Considérant que l'administration est en droit de contrôler la réalité des déficits nés au cours d'années prescrites, dès lors que le contribuable entend les imputer sur les revenus d'années non prescrites ;

Considérant qu'aux termes de l'article 29 du code général des impôts : « Sous réserve des dispositions des articles 33 1er et 33 quater, le revenu brut des immeubles ou parties.. d'immeubles donnés en location, est constitué par le montant des recettes brutes perçues par le propriétaire... diminué du montant des dépenses supportées par le propriétaire pour le compte des locataires » ; qu'il résulte de ces dispositions que M. Chabannier ne pouvait pas déduire de ses revenus fonciers des années 1986 et 1987 au titre des dépenses supportées par le propriétaire pour le compte de locataires, des dépenses relatives à des appartements qui n'étaient pas loués au cours de cette période ;

Considérant, en revanche, qu'il résulte de l'instruction que M. Chabannier justifie pour partie de la réalité et du financement des travaux d'amélioration, de réparation et d'entretien qu'il avait déclarés et dont la déduction n'a pas été admise par l'administration ; qu'il doit être déchargé des suppléments d'impôt sur le revenu auxquels il a été assujetti à raison de la réintégration dans ses revenus fonciers de travaux s'élevant à 12 624,74 F en 1986 et 35 778,99 F en 1987 ;

Considérant qu'il résulte de ce qui précède que M. Chabannier n'est fondé que dans cette mesure à soutenir que c'est à tort que le tribunal administratif de Lyon a rejeté sa demande de décharge des impositions supplémentaires à l'impôt sur 1e revenu auxquelles il a été assujetti au titre de ses revenus fonciers ;

DECIDE :

Article 1er : Les articles 1er et 2 de l'arrêt en date du 6 avril 1995 de la cour administrative d'appel de Lyon sont annulés.

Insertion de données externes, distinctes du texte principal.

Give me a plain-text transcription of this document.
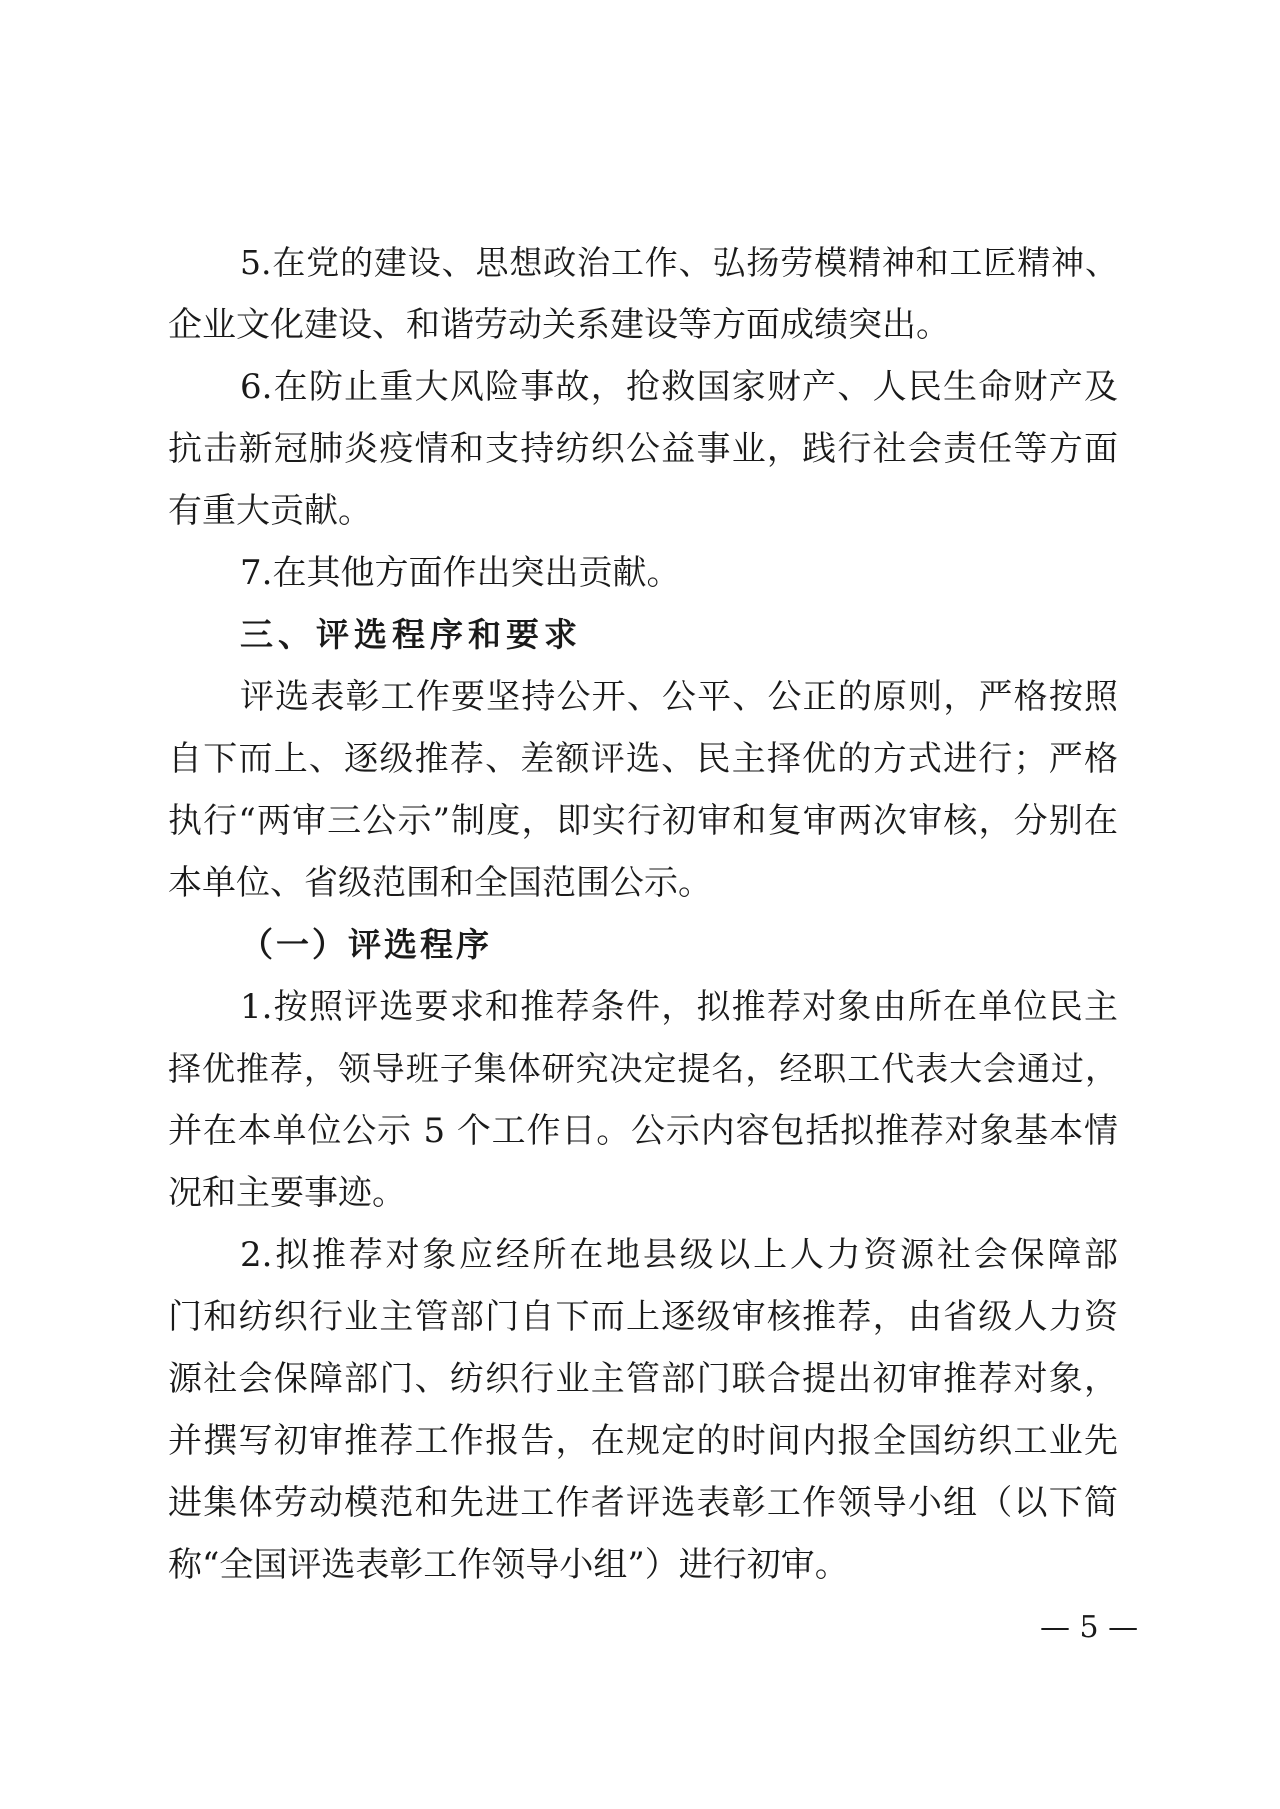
5.在党的建设、思想政治工作、弘扬劳模精神和工匠精神、
企业文化建设、和谐劳动关系建设等方面成绩突出。
6.在防止重大风险事故，抢救国家财产、人民生命财产及
抗击新冠肺炎疫情和支持纺织公益事业，践行社会责任等方面
有重大贡献。
7.在其他方面作出突出贡献。
三、评选程序和要求
评选表彰工作要坚持公开、公平、公正的原则，严格按照
自下而上、逐级推荐、差额评选、民主择优的方式进行；严格
执行“两审三公示”制度，即实行初审和复审两次审核，分别在
本单位、省级范围和全国范围公示。
（一）评选程序
1.按照评选要求和推荐条件，拟推荐对象由所在单位民主
择优推荐，领导班子集体研究决定提名，经职工代表大会通过，
并在本单位公示 5 个工作日。公示内容包括拟推荐对象基本情
况和主要事迹。
2.拟推荐对象应经所在地县级以上人力资源社会保障部
门和纺织行业主管部门自下而上逐级审核推荐，由省级人力资
源社会保障部门、纺织行业主管部门联合提出初审推荐对象，
并撰写初审推荐工作报告，在规定的时间内报全国纺织工业先
进集体劳动模范和先进工作者评选表彰工作领导小组（以下简
称“全国评选表彰工作领导小组”）进行初审。
— 5 —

Article 2 : M. Chabannier est déchargé des suppléments d'impôt sur le revenu auxquels il a été assujetti à raison de la réintégration dans ses revenus fonciers d'un montant de travaux d'amélioration, réparation et entretien s'élevant à 12 624,74 F au titre de l'année 1986 et à 35 778,99 F au titre de l'année 1987.

Article 3 : Le surplus des conclusions de M. Chabannier devant la cour administrative d'appel de Lyon est rejeté.

Article 4 : Le jugement n° 90-2414 du 29 avril 1993 du tribunal administratif de Lyon est réformé en ce qu'il a de contraire à la présente décision.

Article 5 : La présente décision sera notifiée au ministre de l'économie, des finances et de l'industrie et à M. Jean Chabannier.